Le niveau des cotisations, de même que celui des rentes, devra également être encadré. « La possibilité de révision des cotisations devra aussi être prévue car la dépendance est un risque sur le long terme et le nombre de personnes dépendantes ainsi que l’âge d’entrée en dépendance ne sera très probablement pas le même dans 30 ans », observe Scor. En outre, quelle sera la portabilité du risque en cas d’assurance collective ? Enfin, quelle offre de service accompagnera les rentes ? « Les rentes des assureurs étant forfaitaires, quid de l’assistance dans l’emploi des sommes remises ? Il faudrait généraliser les ‘case managers’ (gestionnaires de cas dans les MAIA - maisons pour l’autonomie et l’intégration des malades d’Alzheimer) qui s’occuperont de guider les personnes dans le choix des services », suggère Annie de Vivié. 

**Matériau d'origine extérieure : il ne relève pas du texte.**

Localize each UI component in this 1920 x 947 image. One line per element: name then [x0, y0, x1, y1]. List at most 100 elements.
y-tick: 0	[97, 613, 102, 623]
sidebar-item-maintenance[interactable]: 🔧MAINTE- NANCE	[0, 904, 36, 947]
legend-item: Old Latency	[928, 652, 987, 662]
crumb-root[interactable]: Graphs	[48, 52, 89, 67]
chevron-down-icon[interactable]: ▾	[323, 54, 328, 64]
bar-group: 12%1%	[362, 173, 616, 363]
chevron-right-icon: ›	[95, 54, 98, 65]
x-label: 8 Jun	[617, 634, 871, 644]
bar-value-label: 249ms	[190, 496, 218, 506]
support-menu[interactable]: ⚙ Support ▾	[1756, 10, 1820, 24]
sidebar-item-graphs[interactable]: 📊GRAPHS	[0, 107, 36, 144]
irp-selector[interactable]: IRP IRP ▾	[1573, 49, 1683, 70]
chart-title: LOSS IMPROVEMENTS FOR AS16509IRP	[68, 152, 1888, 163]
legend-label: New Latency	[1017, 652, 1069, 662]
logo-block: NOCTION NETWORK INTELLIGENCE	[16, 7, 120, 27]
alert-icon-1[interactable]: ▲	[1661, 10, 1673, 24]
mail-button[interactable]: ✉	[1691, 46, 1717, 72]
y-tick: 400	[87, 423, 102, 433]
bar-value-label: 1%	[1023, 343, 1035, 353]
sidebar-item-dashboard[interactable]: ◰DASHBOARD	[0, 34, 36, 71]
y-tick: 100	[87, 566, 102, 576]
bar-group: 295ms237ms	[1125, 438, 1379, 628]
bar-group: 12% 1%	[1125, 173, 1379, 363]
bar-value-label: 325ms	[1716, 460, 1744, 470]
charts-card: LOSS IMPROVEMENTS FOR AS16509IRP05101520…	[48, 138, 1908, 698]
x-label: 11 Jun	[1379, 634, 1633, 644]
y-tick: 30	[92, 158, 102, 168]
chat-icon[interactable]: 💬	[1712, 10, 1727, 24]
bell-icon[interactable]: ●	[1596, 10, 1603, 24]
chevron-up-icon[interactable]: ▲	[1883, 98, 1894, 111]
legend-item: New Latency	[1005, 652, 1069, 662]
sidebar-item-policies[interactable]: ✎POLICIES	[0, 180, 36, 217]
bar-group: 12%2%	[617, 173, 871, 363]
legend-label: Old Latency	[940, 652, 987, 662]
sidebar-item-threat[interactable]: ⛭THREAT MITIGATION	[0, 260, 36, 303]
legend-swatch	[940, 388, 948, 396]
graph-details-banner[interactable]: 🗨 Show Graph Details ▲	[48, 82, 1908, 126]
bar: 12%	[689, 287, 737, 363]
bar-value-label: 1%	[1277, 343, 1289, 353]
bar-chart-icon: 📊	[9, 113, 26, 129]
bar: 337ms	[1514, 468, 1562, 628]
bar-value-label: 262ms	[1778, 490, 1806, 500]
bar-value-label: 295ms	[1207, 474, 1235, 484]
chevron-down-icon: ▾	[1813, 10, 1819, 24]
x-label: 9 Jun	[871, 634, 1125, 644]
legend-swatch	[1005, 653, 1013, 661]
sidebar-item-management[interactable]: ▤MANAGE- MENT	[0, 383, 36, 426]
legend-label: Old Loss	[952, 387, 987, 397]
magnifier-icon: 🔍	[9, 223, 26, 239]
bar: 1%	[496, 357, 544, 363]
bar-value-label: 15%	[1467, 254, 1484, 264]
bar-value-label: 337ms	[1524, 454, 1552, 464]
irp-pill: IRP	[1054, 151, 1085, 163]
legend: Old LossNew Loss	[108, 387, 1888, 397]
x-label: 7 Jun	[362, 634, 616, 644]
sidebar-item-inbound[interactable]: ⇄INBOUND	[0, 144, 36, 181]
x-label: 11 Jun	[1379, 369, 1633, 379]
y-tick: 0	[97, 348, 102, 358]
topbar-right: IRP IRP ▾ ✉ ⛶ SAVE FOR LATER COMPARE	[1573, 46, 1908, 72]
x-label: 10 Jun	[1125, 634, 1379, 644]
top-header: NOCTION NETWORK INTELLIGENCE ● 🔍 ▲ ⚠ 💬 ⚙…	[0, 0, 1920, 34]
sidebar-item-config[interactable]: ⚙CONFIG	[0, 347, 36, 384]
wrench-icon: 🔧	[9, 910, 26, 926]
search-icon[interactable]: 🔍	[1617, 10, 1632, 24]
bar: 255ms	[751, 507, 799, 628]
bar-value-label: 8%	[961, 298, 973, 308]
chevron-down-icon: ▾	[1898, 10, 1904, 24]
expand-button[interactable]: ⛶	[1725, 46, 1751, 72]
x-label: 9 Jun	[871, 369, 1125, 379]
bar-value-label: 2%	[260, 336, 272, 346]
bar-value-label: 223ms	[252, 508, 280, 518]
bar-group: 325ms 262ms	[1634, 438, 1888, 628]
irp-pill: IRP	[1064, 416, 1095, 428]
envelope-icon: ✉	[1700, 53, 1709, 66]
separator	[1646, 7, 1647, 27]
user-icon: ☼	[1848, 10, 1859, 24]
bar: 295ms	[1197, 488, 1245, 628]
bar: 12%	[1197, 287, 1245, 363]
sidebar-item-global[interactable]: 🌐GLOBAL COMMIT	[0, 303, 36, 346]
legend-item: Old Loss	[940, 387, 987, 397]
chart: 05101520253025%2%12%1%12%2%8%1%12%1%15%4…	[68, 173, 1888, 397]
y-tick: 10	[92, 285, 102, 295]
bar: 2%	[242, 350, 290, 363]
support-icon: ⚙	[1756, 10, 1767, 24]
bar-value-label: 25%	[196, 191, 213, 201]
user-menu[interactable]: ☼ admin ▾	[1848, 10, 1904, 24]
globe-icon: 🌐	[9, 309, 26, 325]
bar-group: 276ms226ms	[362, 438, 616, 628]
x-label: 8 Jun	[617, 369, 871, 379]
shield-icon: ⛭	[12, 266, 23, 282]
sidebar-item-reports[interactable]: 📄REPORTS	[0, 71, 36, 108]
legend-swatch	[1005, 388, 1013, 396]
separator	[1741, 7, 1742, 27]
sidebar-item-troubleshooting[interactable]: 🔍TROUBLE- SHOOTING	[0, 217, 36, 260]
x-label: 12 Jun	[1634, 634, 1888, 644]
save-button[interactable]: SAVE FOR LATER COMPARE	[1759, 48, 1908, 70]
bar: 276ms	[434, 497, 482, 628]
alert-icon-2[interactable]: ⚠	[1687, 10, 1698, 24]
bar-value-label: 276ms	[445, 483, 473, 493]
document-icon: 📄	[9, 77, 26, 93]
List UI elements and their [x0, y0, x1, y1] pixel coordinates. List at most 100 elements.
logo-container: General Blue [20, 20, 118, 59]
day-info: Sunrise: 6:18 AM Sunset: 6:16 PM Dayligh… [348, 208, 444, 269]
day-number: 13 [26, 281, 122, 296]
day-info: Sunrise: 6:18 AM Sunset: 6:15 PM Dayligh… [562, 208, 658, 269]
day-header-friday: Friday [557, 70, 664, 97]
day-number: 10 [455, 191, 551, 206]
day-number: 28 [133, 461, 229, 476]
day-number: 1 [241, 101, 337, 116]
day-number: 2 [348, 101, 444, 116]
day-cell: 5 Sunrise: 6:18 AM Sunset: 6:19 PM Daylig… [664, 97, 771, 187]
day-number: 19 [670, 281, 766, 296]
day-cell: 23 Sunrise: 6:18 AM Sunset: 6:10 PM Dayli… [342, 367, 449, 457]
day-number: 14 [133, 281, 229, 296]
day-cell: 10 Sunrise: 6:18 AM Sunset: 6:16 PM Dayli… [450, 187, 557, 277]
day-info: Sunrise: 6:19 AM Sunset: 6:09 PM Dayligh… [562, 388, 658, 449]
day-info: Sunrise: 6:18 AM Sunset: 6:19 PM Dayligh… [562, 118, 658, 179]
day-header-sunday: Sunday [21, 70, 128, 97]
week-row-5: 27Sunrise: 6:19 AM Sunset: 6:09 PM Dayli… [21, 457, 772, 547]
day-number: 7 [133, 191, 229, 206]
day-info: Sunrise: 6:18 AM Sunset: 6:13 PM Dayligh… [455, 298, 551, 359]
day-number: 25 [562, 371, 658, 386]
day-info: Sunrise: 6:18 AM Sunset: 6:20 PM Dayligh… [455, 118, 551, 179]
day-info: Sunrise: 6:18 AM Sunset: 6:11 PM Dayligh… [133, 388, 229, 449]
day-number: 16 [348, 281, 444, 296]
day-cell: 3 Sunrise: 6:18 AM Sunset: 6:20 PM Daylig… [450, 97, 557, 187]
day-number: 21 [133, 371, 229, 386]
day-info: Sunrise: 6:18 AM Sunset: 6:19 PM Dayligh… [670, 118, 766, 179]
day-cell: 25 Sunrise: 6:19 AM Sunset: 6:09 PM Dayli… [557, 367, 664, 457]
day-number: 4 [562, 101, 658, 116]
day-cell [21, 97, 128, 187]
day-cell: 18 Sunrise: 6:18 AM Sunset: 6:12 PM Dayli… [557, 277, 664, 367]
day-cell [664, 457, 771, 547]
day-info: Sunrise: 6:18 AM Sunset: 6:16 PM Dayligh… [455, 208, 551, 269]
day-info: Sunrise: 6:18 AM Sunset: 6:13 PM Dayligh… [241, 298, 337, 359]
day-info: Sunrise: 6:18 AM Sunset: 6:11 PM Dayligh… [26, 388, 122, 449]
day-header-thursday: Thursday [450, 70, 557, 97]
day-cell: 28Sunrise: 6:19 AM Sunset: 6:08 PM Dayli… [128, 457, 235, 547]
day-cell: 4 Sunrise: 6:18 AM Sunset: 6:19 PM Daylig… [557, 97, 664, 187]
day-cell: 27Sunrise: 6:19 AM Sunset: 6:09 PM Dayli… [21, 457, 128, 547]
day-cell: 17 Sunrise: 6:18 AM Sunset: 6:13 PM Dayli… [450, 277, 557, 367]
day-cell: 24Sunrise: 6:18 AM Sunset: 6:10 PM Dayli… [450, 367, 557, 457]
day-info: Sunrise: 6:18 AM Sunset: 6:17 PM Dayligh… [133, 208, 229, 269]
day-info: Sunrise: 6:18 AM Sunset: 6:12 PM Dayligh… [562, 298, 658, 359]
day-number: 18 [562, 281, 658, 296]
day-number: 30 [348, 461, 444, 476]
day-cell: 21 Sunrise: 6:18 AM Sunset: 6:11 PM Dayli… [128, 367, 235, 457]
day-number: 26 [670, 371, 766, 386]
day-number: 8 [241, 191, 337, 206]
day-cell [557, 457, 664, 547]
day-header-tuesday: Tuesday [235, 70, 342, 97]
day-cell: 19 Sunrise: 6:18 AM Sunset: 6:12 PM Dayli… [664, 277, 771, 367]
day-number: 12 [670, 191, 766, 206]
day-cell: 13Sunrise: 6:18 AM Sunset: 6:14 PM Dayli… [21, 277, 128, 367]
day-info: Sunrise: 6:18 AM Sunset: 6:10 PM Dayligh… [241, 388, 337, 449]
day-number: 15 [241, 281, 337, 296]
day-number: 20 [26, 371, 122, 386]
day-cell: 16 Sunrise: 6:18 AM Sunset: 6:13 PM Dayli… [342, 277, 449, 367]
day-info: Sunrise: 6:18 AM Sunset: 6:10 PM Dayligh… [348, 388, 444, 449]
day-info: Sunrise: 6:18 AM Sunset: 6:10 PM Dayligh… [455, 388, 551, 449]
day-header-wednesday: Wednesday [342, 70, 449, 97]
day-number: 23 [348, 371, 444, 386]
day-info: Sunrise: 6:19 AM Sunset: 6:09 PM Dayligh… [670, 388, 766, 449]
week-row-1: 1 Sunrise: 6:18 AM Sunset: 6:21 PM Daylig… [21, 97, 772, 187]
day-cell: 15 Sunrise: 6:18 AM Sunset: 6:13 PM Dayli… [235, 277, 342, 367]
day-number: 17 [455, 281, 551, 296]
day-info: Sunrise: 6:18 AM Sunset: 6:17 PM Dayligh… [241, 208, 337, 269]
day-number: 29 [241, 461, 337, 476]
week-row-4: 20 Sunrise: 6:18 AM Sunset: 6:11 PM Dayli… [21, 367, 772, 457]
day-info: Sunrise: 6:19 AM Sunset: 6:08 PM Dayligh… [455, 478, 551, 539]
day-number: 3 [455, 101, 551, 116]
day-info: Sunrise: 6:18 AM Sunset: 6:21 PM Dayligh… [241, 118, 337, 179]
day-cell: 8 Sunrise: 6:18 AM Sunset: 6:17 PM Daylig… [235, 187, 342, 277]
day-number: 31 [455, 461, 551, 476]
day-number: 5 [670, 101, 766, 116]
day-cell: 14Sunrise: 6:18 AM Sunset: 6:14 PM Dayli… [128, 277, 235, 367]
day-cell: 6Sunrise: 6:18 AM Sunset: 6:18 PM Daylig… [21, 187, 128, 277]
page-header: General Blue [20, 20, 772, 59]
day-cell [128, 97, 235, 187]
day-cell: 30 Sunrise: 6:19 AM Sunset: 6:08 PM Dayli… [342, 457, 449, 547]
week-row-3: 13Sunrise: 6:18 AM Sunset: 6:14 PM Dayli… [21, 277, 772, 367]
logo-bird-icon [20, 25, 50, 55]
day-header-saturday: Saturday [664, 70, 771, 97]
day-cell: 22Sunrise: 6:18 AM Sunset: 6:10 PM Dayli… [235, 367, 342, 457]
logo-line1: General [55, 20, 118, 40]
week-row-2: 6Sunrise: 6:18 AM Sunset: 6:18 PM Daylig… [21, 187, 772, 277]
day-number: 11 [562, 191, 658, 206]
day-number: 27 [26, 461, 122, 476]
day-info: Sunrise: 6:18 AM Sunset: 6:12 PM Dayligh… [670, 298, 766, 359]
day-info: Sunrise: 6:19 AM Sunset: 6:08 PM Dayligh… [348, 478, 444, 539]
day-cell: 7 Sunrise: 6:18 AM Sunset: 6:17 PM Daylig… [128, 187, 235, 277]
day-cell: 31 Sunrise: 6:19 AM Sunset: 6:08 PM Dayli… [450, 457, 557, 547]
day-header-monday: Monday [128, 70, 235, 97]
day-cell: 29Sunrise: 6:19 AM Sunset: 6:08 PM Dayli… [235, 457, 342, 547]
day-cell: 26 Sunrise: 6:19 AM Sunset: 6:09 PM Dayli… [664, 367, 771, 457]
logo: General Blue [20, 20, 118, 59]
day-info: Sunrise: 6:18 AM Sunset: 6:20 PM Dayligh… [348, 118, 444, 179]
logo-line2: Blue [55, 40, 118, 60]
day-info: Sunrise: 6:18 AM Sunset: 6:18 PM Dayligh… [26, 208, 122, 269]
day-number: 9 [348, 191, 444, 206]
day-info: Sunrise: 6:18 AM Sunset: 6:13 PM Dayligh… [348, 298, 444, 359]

… et un risque trop important.

La question est de savoir si la réglementation de ce dispositif par l’Etat sera suivie par les assureurs. « C’est le même problème pour les risques incapacité/invalidité, aujourd’hui, pour lesquels les assureurs ne suivent pas nécessairement les décisions de la Sécurité sociale. Ils peuvent avoir le même référentiel mais faire leur propre analyse », souligne Claude Vercasson, directeur général du réassureur Hannover Re. Pour lui, le problème se situe aussi dans la longévité, qui est la principale composante du risque de la dépendance, à l’instar des retraites : « On constaté que la mortalité des assurés qui prennent un produit dépendance est meilleure que celle de la population, ce qui a conduit à des dérives amenant les assureurs à se réassurer fortement, jusqu’à 80 ou 90 %. Les produits dépendance, par nature, conduisent à des réserves élevées pouvant aller jusqu’à 90 % des primes. En cas de fluctuation du taux d’intérêt technique, cela peut conduire à des augmentations importantes de ces réserves. Ces dernières sont placées. Des problèmes financiers en cas de mauvais choix de placement peuvent apparaître. En outre, compte tenu de l’accumulation des réserves, les fonds propres des assureurs et réassureurs ne seront pas suffisants. » 

(1) Lire L’Agefi Actifs Prévoyance du n°587, pp. 13 et 14.

(2) Etude de juin 2013, disponible sur http://www.agefiactifs.fr/.Les freins : 1) Un manque d’attractivité de l’offre d’assurance : une couverture incomplète sous forme d’indemnité forfaitaire, des assurances onéreuses ; 2) Une faible disposition des individus à se couvrir face au risque financier associé à l’entrée en dépendance : une faible demande expliquée par un manque d’information, des préférences peu favorable à l’adoption d’une couverture spontanée, utilité fonction de l’état de dépendance et intégrant l'altruisme familial.

(3) L’Agefi Actifs, 1er mars 2013, p. 3.